Tuesday, March 29, 2016
Mr Hiroshi Nakaso, Deputy Governor of the Bank of Japan gave on March 21, 2016 a speech titled “Challenges toward financial stability and the policy frontier – unconventional monetary policy, macro-prudence, and financial institutions’ low profitability”
In it he said: “Joseph Alois Schumpeter, in his seminal “The Theory of Economic Development” stresses the important role played by the “banker”, as well as that of the “entrepreneur”. The banker profits from her ability to identify those entrepreneurs who develop truly innovative undertakings that are high-quality startups, and from generating information that leads to improved corporate performance. Schumpeter expects that such profit motives of the banker backed up by her exceptional ability to pick winners would bring about a more efficient reallocation of risks in the macro economy and lead to an endogenous rise in the economic growth rate.
This role of the banker- promoting the creative destruction through financial intermediation – has not changed since the time of Schumpeter.”
You are so wrong Mr Nakaso! You and your colleagues have changed the role of the banker.
With your risk weighted capital requirements for banks, which allow banks to leverage more their equity with what is perceived safe than with what is perceived risky; and thereby be able to obtain higher expected risk-adjusted returns on equity when financing what’s “safe” than when financing what’s “risky”, have certainly changed the role of the banker.
Nowadays his role, as you and you colleagues have seen it fit, is simply to avoid taking credit risks.
If you do not believe me look at the following authorized bank equity leverages in Basel II. (The risk weights in Basel III remains the same)

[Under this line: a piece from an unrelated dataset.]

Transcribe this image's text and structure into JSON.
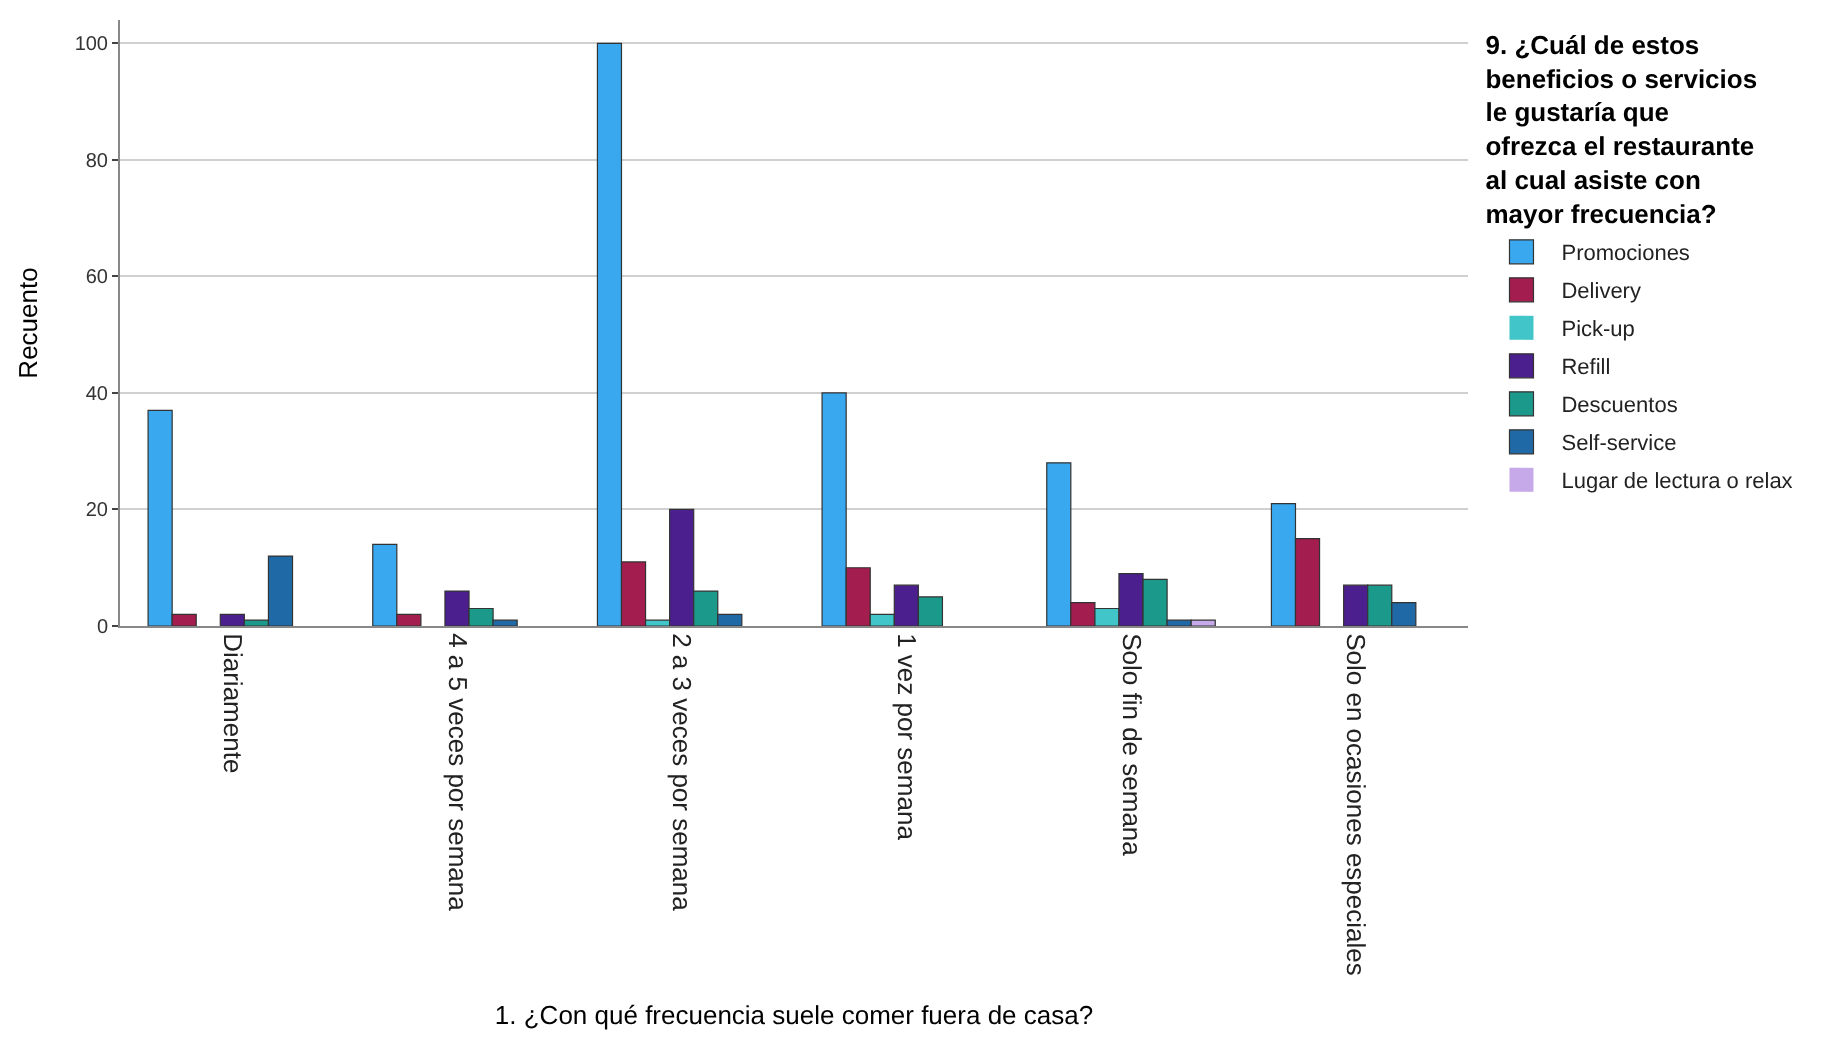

When lending to prime sovereigns, the sky is the limit.
When lending to the AAArisktocracy 62.5 times to 1.
When financing residential housing 35.7 times to 1
And when lending to risky unrated SMEs and entreprenuers, only 12.5 times to 1
And that Mr Nakaso, is why banks do not any longer finance the riskier future, they just refinance the, for the very short time being, safer past.
The next generations will hold you and your colleagues accountable for this regulatory atrocity.